Abstract: FR-PO780
Association between Post-Dialysis Hemoglobin Level and the Survival of Vascular Access
Session Information
- Hemodialysis: Vascular Access - II
November 03, 2017 | Location: Hall H, Morial Convention Center
Abstract Time: 10:00 AM - 10:00 AM
Category: Dialysis
- 603 Hemodialysis: Vascular Access
Authors
- Nishiwaki, Hiroki, Showa University Fujigaoka Hospital, Yokohama, Japan
- Hasegawa, Takeshi, Showa University Fujigaoka Hospital, Yokohama, Japan
- Tominaga, Naoto, Georgetown University Medical Center, Washington, District of Columbia, United States
- Yazawa, Masahiko, Division of Nephrology and Hypertension, Department of Internal Medicine, St.Marianna University School of Medicine, Kawasaki, Japan
- Kawarazaki, Hiroo, None, Tokyo, Japan
- Ikenoue, Tatsuyoshi, Kyoto University Graduate School of Medicine and Public Health, Kyoto, KYOTO, Japan
- Shibagaki, Yugo, Division of Nephrology and Hypertension, St Marianna University Hospital, Kawasaki, Japan
- Fukuma, Shingo, Kyoto University , Kyoto, Japan
- Fukuhara, Shunichi, Kyoto University , Kyoto, Japan
Background
Although a few dialysis facilities conduct a complete blood cell count for some patients at post-dialysis, including hemoglobin, clinical findings supporting the interpretation of results are scarce. The aim of this study was to investigate the association between post-dialysis hemoglobin level and vascular access failure with clinical data.
Methods
Study Design: Case crossover design
Setting: Japanese dialysis facilities which routinely take post-dialysis blood samples, including complete blood cell counts at least once a month.

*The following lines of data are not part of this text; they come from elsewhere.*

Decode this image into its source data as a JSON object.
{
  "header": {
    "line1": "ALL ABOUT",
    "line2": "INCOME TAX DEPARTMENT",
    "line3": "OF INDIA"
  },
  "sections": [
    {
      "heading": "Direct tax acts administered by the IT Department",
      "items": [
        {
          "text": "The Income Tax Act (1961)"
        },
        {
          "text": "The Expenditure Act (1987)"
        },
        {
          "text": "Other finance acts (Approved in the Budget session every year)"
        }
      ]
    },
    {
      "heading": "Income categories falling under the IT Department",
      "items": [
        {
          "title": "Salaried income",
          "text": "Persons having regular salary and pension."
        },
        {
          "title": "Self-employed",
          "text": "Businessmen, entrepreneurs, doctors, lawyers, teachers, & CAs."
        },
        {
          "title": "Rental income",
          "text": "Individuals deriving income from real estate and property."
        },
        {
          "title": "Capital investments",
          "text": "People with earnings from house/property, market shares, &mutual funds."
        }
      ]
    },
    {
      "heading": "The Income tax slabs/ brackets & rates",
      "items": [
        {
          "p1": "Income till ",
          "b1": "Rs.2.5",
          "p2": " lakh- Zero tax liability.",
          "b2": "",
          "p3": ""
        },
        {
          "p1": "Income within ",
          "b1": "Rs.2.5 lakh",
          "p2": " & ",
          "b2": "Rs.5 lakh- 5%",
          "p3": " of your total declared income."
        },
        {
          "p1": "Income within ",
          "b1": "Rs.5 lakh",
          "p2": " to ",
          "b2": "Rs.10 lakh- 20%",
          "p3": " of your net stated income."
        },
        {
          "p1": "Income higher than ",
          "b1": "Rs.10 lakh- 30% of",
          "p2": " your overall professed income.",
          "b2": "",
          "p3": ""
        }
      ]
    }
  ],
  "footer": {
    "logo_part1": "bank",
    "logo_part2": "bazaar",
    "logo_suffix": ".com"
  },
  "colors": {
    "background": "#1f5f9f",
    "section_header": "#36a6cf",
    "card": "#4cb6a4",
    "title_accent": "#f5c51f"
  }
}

Participants: Hemodialysis patients who experienced vascular access failure in Jan. 2010- Dec. 2014.
Exposure: Post-dialysis hemoglobin level
Main outcome: Vascular access failure treated with endovascular treatment or operation.

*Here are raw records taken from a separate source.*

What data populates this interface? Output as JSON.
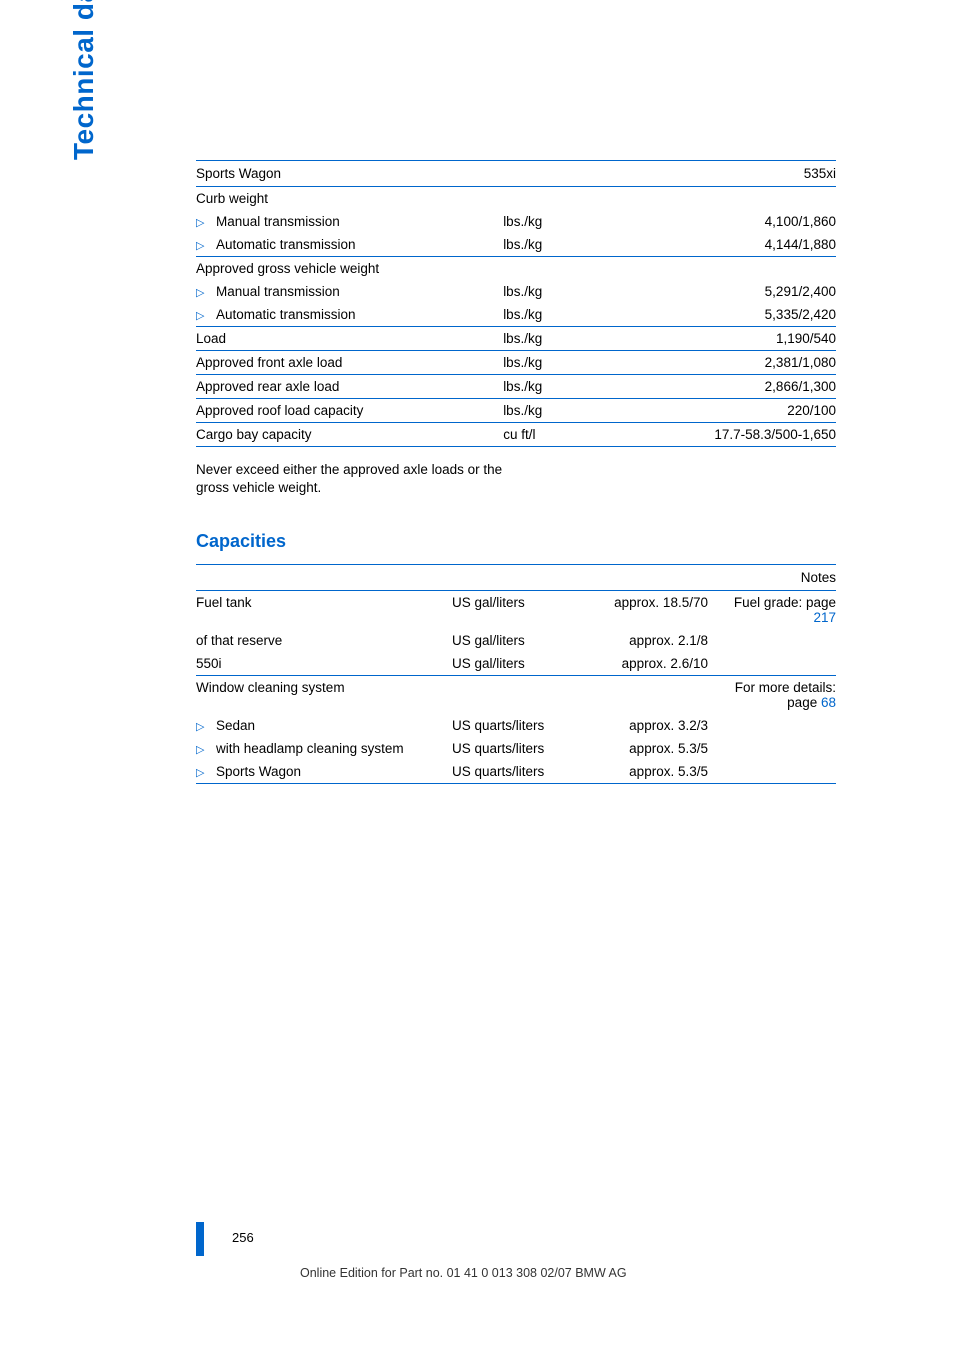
{
  "sideLabel": "Technical data",
  "weightsTable": {
    "headerLeft": "Sports Wagon",
    "headerRight": "535xi",
    "rows": [
      {
        "type": "plain",
        "label": "Curb weight",
        "unit": "",
        "value": "",
        "sepTop": true
      },
      {
        "type": "bullet",
        "label": "Manual transmission",
        "unit": "lbs./kg",
        "value": "4,100/1,860"
      },
      {
        "type": "bullet",
        "label": "Automatic transmission",
        "unit": "lbs./kg",
        "value": "4,144/1,880"
      },
      {
        "type": "plain",
        "label": "Approved gross vehicle weight",
        "unit": "",
        "value": "",
        "sepTop": true
      },
      {
        "type": "bullet",
        "label": "Manual transmission",
        "unit": "lbs./kg",
        "value": "5,291/2,400"
      },
      {
        "type": "bullet",
        "label": "Automatic transmission",
        "unit": "lbs./kg",
        "value": "5,335/2,420"
      },
      {
        "type": "plain",
        "label": "Load",
        "unit": "lbs./kg",
        "value": "1,190/540",
        "sepTop": true
      },
      {
        "type": "plain",
        "label": "Approved front axle load",
        "unit": "lbs./kg",
        "value": "2,381/1,080",
        "sepTop": true
      },
      {
        "type": "plain",
        "label": "Approved rear axle load",
        "unit": "lbs./kg",
        "value": "2,866/1,300",
        "sepTop": true
      },
      {
        "type": "plain",
        "label": "Approved roof load capacity",
        "unit": "lbs./kg",
        "value": "220/100",
        "sepTop": true
      },
      {
        "type": "plain",
        "label": "Cargo bay capacity",
        "unit": "cu ft/l",
        "value": "17.7-58.3/500-1,650",
        "sepTop": true,
        "sepBot": true
      }
    ]
  },
  "noteText": "Never exceed either the approved axle loads or the gross vehicle weight.",
  "capacitiesTitle": "Capacities",
  "capTable": {
    "notesHeader": "Notes",
    "rows": [
      {
        "type": "plain",
        "label": "Fuel tank",
        "unit": "US gal/liters",
        "amount": "approx. 18.5/70",
        "note": "Fuel grade: page ",
        "noteLink": "217"
      },
      {
        "type": "plain",
        "label": "of that reserve",
        "unit": "US gal/liters",
        "amount": "approx. 2.1/8",
        "note": "",
        "noteLink": ""
      },
      {
        "type": "plain",
        "label": "550i",
        "unit": "US gal/liters",
        "amount": "approx. 2.6/10",
        "note": "",
        "noteLink": ""
      },
      {
        "type": "plain",
        "label": "Window cleaning system",
        "unit": "",
        "amount": "",
        "note": "For more details: page ",
        "noteLink": "68",
        "sepTop": true
      },
      {
        "type": "bullet",
        "label": "Sedan",
        "unit": "US quarts/liters",
        "amount": "approx. 3.2/3",
        "note": "",
        "noteLink": ""
      },
      {
        "type": "bullet",
        "label": "with headlamp cleaning system",
        "unit": "US quarts/liters",
        "amount": "approx. 5.3/5",
        "note": "",
        "noteLink": ""
      },
      {
        "type": "bullet",
        "label": "Sports Wagon",
        "unit": "US quarts/liters",
        "amount": "approx. 5.3/5",
        "note": "",
        "noteLink": "",
        "sepBot": true
      }
    ]
  },
  "pageNumber": "256",
  "footerText": "Online Edition for Part no. 01 41 0 013 308 02/07 BMW AG"
}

Statistical analysis: Self-matched odds ratios and 95% confidence intervals were estimated by comparing post-dialysis hemoglobin just before events (“case”) with levels at 6 and 12 months before events (“control”) using conditional logistic regression, and presented with restricted cubic spline.
Results
230 hemodialysis patients with vascular access failure were identified. Mean post-dialysis hemoglobin level before the failure was 11.8 g/dl (standard deviation 1.7). The spline curve showed that higher post-dialysis hemoglobin levels above 11.8 g/dl had a greater odds ratio for vascular access failure. Post-dialysis hemoglobin levels and odds ratios (95% Confidence Interval) for vascular access failure relative to the reference value (Hb 11.8 g/dl) were Hb 12.0 g/dl, 1.1 (1.0-1.1); Hb 14.0 g/dl, 3.3 (1.3-8.3); and Hb 16.0 g/dl, 12.7 (1.8-89.4).
Conclusion
A higher post-dialysis hemoglobin level was associated with vascular access failure. Higher post-dialysis Hb could be a factor which triggers vascular access failure.